South Central Arkansas Electric Cooperative
- Company type: Non-profit rural electric
- Industry: Power utility
- Founded: 1940
- Headquarters: Arkadelphia, Arkansas, U.S.
- Website: South Central Arkansas Electric Cooperative

= South Central Arkansas Electric Cooperative =

Arkansas (USA) non-profit electric cooperative

South Central Arkansas Electric Cooperative is a non-profit rural electric utility cooperative headquartered in Arkadelphia, Arkansas. It was organized July 31, 1940. It serves portions of eight counties in the state of Arkansas, in a territory generally west and southwest of Arkadelphia.

== Overview ==
As of September 2005, the Cooperative had more than 1,770 miles of distribution lines, 9 substations and services 7,300 member accounts. Members are served in Clark, Dallas, Hempstead, Howard, Hot Spring, Montgomery, Nevada and Pike counties. The office is at 1140 Main Street, Arkadelphia.

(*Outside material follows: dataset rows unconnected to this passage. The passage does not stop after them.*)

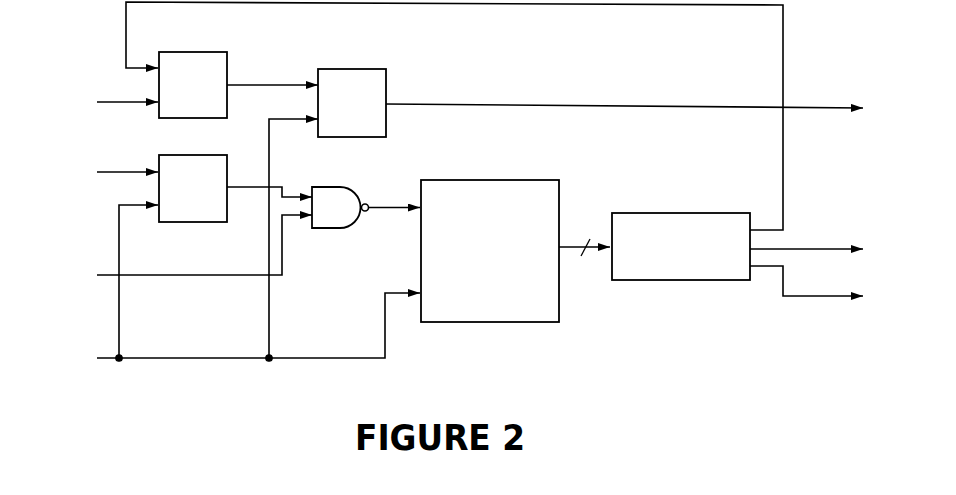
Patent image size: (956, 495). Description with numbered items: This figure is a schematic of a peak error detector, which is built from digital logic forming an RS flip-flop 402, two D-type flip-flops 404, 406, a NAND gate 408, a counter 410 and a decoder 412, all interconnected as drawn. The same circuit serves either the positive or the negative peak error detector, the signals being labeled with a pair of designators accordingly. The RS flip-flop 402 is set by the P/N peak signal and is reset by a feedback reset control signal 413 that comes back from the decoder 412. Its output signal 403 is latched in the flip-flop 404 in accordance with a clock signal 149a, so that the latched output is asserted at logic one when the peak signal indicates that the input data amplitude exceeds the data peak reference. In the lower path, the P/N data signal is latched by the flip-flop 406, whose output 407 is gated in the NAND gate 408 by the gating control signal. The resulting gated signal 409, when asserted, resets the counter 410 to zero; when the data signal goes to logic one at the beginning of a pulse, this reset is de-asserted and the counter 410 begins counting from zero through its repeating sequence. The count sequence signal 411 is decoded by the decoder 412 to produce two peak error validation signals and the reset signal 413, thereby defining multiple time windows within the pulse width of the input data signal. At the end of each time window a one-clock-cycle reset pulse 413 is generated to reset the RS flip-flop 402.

The RS flip-flop 402 is at (212, 52).
The output signal 403 is at (263, 83).
The D-type flip-flop 404 is at (369, 68).
The D-type flip-flop 406 is at (221, 225).
The output 407 is at (279, 186).
The NAND gate 408 is at (341, 228).
The gated signal 409 is at (376, 205).
The counter 410 is at (483, 180).
The count sequence signal 411 is at (572, 245).
The decoder 412 is at (671, 213).
The feedback reset control signal 413 is at (576, 5).
The clock signal 149a is at (155, 360).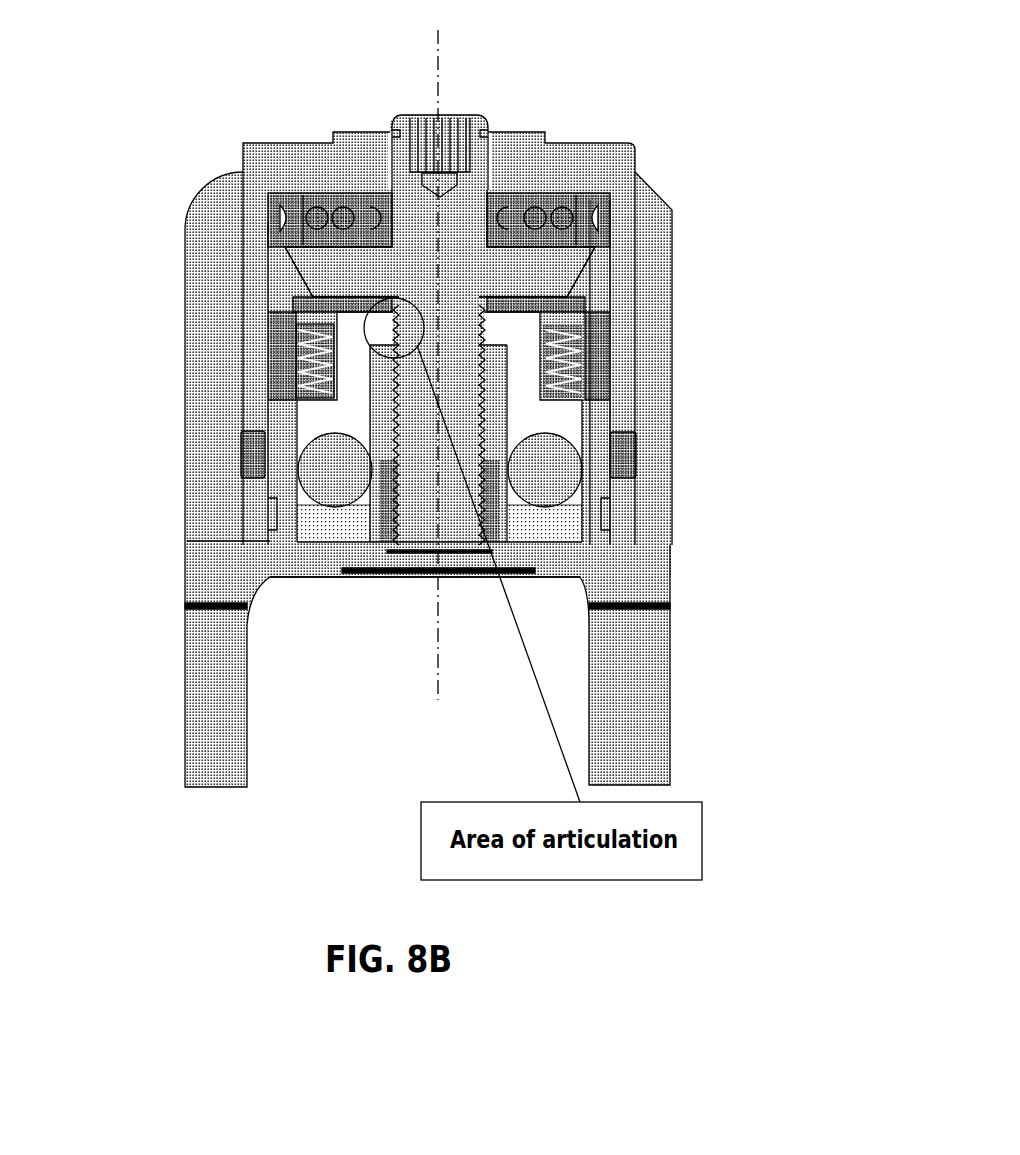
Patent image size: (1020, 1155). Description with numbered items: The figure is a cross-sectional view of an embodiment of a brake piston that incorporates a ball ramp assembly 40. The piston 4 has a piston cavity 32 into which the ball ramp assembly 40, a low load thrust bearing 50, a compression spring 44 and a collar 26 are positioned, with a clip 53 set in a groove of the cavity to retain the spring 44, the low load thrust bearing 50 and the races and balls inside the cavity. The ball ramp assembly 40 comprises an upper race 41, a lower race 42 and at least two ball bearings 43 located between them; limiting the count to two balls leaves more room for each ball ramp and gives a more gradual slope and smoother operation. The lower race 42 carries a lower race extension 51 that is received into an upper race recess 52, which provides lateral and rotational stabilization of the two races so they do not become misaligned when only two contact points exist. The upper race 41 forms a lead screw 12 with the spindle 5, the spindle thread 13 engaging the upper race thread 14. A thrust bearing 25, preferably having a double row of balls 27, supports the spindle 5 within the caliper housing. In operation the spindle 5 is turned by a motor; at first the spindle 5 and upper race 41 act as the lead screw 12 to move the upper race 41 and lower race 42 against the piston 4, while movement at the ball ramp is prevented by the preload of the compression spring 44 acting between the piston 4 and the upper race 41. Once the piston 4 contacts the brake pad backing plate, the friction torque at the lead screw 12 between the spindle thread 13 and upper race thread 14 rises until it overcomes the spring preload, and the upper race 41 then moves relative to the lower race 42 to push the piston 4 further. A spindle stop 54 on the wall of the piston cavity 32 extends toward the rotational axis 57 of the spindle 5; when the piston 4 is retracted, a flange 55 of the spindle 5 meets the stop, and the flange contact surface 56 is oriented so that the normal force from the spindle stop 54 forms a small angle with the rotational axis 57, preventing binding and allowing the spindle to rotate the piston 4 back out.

In 2025, South Central Connect, the broadband subsidiary of the cooperative, received an $8.7 million grant to complete fiber buildout in Montgomery County as part of Arkansas’s ARPA-fueled broadband expansion initiative.

== Community==

Each spring, South Central Arkansas Electric Cooperative selects two high school juniors to attend a tour to Washington, D.C., sponsored annually by Electric Cooperatives of Arkansas. Winners are selected through an essay contest. Applicants must be high school juniors and members of the Cooperative.